More about that in a short while. First, some introduction. Steve Vanderperren is a drummer and main composer for Shrine of August. Over the years Steve used to be a drummer for a number of Belgian rock / metal bands including Corpus, Endtime Odyssey, Noisedriver, etc. Shrine is essentially his solo project, with Once Allegoric being the third installment, preceded by an EP Coatlicue (2019) and a full-scale release The Story of M (2017). The big difference between most solo projects on the scene nowadays and Shrine Of August (SOA) is that Steve avoids doing everything by himself and gives many musicians a chance to add their talents. The boiling cauldron of Belgian underground rock scene provided Steve with a lot of candidates, including his former bandmates from Endtime Odyssey (Tobias Vanderhenst (keys), Joeri Herregat (bass), Lio Meessen (vocals)), Corpus (Wouter De Coster (guitar), Toon Noppen (keys), Benno van Keulen (vocals)), etc. Unlike Ayreon, Shrine Of August does not really boast any guest stars, however metal fans may recognize Peter Theuwen from Thurisaz who did some great vocals on the closing track together with Dionisis Christodoulatos from Sorrowful Angels and Jorgen Munkeby from blackjazz exponents Shining (Nor) on saxophone.
Once Allegoric is definitely prog metal, with a good portion of alternative influences. Usually one would compare such music to Pain Of Salvation, however, I fail to find many similarities between the Swedes and SOA, and would rather draw analogies to no longer active Wolverine and to some extent Evergrey in their rock aspect, albeit with a sound more modern.
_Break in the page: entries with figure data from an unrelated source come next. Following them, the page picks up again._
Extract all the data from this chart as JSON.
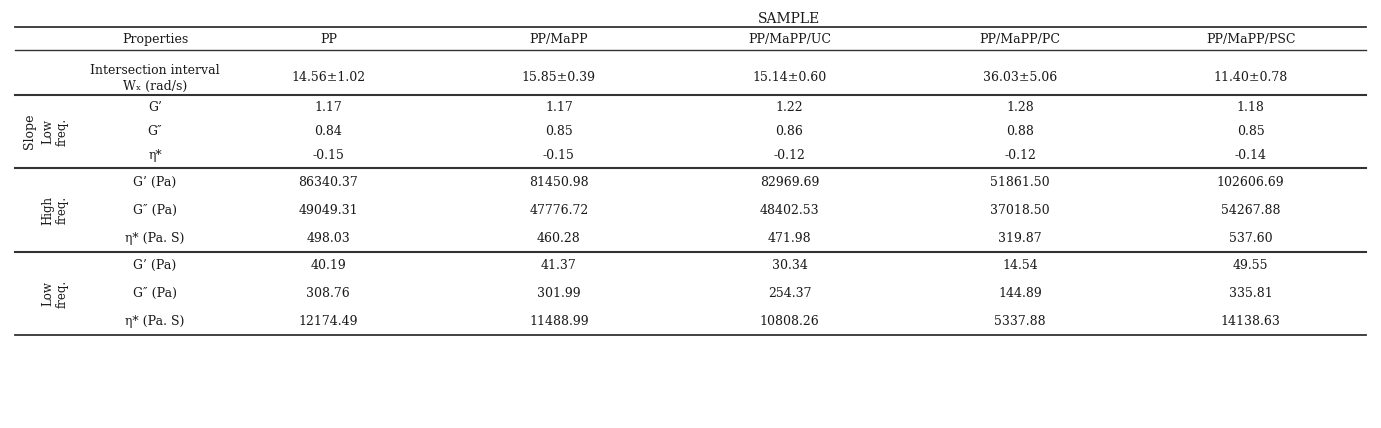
{
  "title": "SAMPLE",
  "col_headers": [
    "Properties",
    "PP",
    "PP/MaPP",
    "PP/MaPP/UC",
    "PP/MaPP/PC",
    "PP/MaPP/PSC"
  ],
  "intersection_label_1": "Intersection interval",
  "intersection_label_2": "Wₓ (rad/s)",
  "intersection_values": [
    "14.56±1.02",
    "15.85±0.39",
    "15.14±0.60",
    "36.03±5.06",
    "11.40±0.78"
  ],
  "slope_props": [
    "G’",
    "G″",
    "η*"
  ],
  "slope_values": [
    [
      "1.17",
      "1.17",
      "1.22",
      "1.28",
      "1.18"
    ],
    [
      "0.84",
      "0.85",
      "0.86",
      "0.88",
      "0.85"
    ],
    [
      "-0.15",
      "-0.15",
      "-0.12",
      "-0.12",
      "-0.14"
    ]
  ],
  "high_props": [
    "G’ (Pa)",
    "G″ (Pa)",
    "η* (Pa. S)"
  ],
  "high_values": [
    [
      "86340.37",
      "81450.98",
      "82969.69",
      "51861.50",
      "102606.69"
    ],
    [
      "49049.31",
      "47776.72",
      "48402.53",
      "37018.50",
      "54267.88"
    ],
    [
      "498.03",
      "460.28",
      "471.98",
      "319.87",
      "537.60"
    ]
  ],
  "low_props": [
    "G’ (Pa)",
    "G″ (Pa)",
    "η* (Pa. S)"
  ],
  "low_values": [
    [
      "40.19",
      "41.37",
      "30.34",
      "14.54",
      "49.55"
    ],
    [
      "308.76",
      "301.99",
      "254.37",
      "144.89",
      "335.81"
    ],
    [
      "12174.49",
      "11488.99",
      "10808.26",
      "5337.88",
      "14138.63"
    ]
  ],
  "bg_color": "#ffffff",
  "text_color": "#1a1a1a",
  "line_color": "#333333",
  "font_size": 9.0,
  "title_font_size": 10.0
}
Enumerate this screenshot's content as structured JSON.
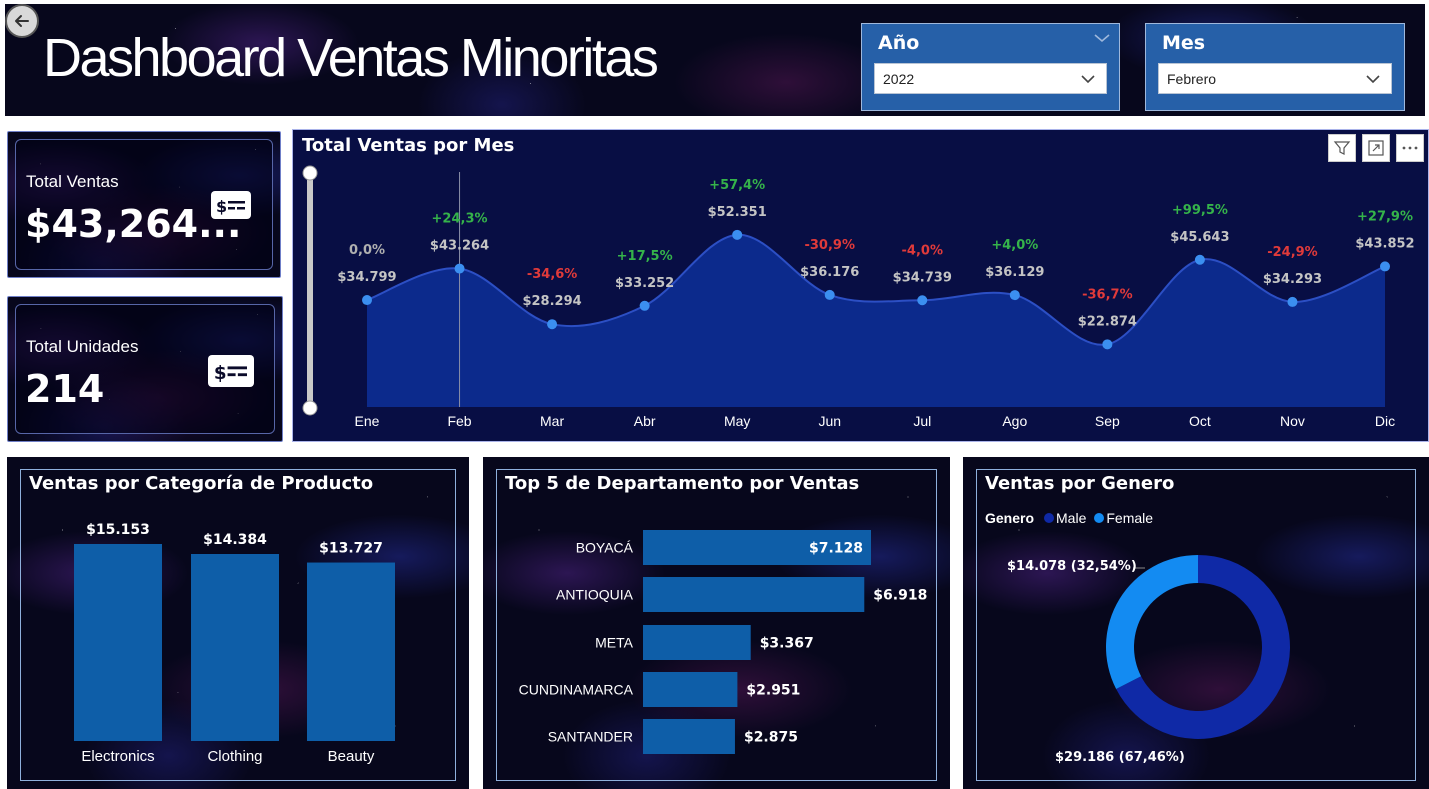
{
  "dashboard": {
    "title": "Dashboard Ventas Minoritas"
  },
  "slicers": [
    {
      "title": "Año",
      "value": "2022"
    },
    {
      "title": "Mes",
      "value": "Febrero"
    }
  ],
  "kpis": {
    "total_ventas": {
      "label": "Total Ventas",
      "value": "$43,264..."
    },
    "total_unidades": {
      "label": "Total Unidades",
      "value": "214"
    }
  },
  "colors": {
    "slicer_bg": "#2660a8",
    "line_fill": "#0c2a8c",
    "line_stroke": "#2c4fc4",
    "point": "#3b8ff0",
    "positive": "#35b34a",
    "negative": "#e03a3a",
    "neutral": "#b0b0b0",
    "bar": "#0e5ea8",
    "male": "#0f29a6",
    "female": "#138bf2"
  },
  "icons": [
    "back-arrow-icon",
    "chevron-down-icon",
    "money-icon",
    "filter-icon",
    "focus-mode-icon",
    "more-options-icon"
  ],
  "chart_data": [
    {
      "type": "area",
      "title": "Total Ventas por Mes",
      "categories": [
        "Ene",
        "Feb",
        "Mar",
        "Abr",
        "May",
        "Jun",
        "Jul",
        "Ago",
        "Sep",
        "Oct",
        "Nov",
        "Dic"
      ],
      "values": [
        34799,
        43264,
        28294,
        33252,
        52351,
        36176,
        34739,
        36129,
        22874,
        45643,
        34293,
        43852
      ],
      "value_labels": [
        "$34.799",
        "$43.264",
        "$28.294",
        "$33.252",
        "$52.351",
        "$36.176",
        "$34.739",
        "$36.129",
        "$22.874",
        "$45.643",
        "$34.293",
        "$43.852"
      ],
      "change_labels": [
        "0,0%",
        "+24,3%",
        "-34,6%",
        "+17,5%",
        "+57,4%",
        "-30,9%",
        "-4,0%",
        "+4,0%",
        "-36,7%",
        "+99,5%",
        "-24,9%",
        "+27,9%"
      ],
      "selected_category": "Feb"
    },
    {
      "type": "bar",
      "title": "Ventas por Categoría de Producto",
      "categories": [
        "Electronics",
        "Clothing",
        "Beauty"
      ],
      "values": [
        15153,
        14384,
        13727
      ],
      "value_labels": [
        "$15.153",
        "$14.384",
        "$13.727"
      ]
    },
    {
      "type": "bar",
      "orientation": "horizontal",
      "title": "Top 5 de Departamento por Ventas",
      "categories": [
        "BOYACÁ",
        "ANTIOQUIA",
        "META",
        "CUNDINAMARCA",
        "SANTANDER"
      ],
      "values": [
        7128,
        6918,
        3367,
        2951,
        2875
      ],
      "value_labels": [
        "$7.128",
        "$6.918",
        "$3.367",
        "$2.951",
        "$2.875"
      ]
    },
    {
      "type": "pie",
      "title": "Ventas por Genero",
      "legend_title": "Genero",
      "legend_placement": "top-left",
      "series": [
        {
          "name": "Male",
          "value": 29186,
          "label": "$29.186 (67,46%)"
        },
        {
          "name": "Female",
          "value": 14078,
          "label": "$14.078 (32,54%)"
        }
      ]
    }
  ]
}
Lyrically, Steve also dwells on the darker themes, speaking about confusion, regret and isolation in different aspects of human life, psychology and social communication. As Steve himself points out, Once Allegoric bears the flag of “prog-noir”.
While the sound and mix (good dynamic range, not overproduced, all aspects of the “scene” are safely brought to light) are something that SOA can be proud of. However, for me, the songs themselves often incorporate very familiar prog-metal puzzle-pieces and are not really harmonically interesting.
The Lure Of The Sea is the closest (despite some black-metal rasps) that SOA gets to the Dream Theater area, especially during the refrain “never a helping hand….”. One of the more interesting tunes here. The Regrets Pt. II, otherwise, features nice synth work over a heavy riff in the middle, but the rest is purely uninteresting metal muzak with nods to the groove subgenre. Desolate starts as a calmer song but stumbles with rather unpleasant out-of-tune vocals as the composition unravels.
Mor[t]ality is probably the pinnacle of Steve's compositional skills here, or subjectively the one tune that I loved the most, with a great build-up, interplay.
While not yet hitting the bullseye, Shrine Of August has enough potential to bring more interesting and heartfelt music to the audience. Recommended if you are into darker but not-too-heavy metal.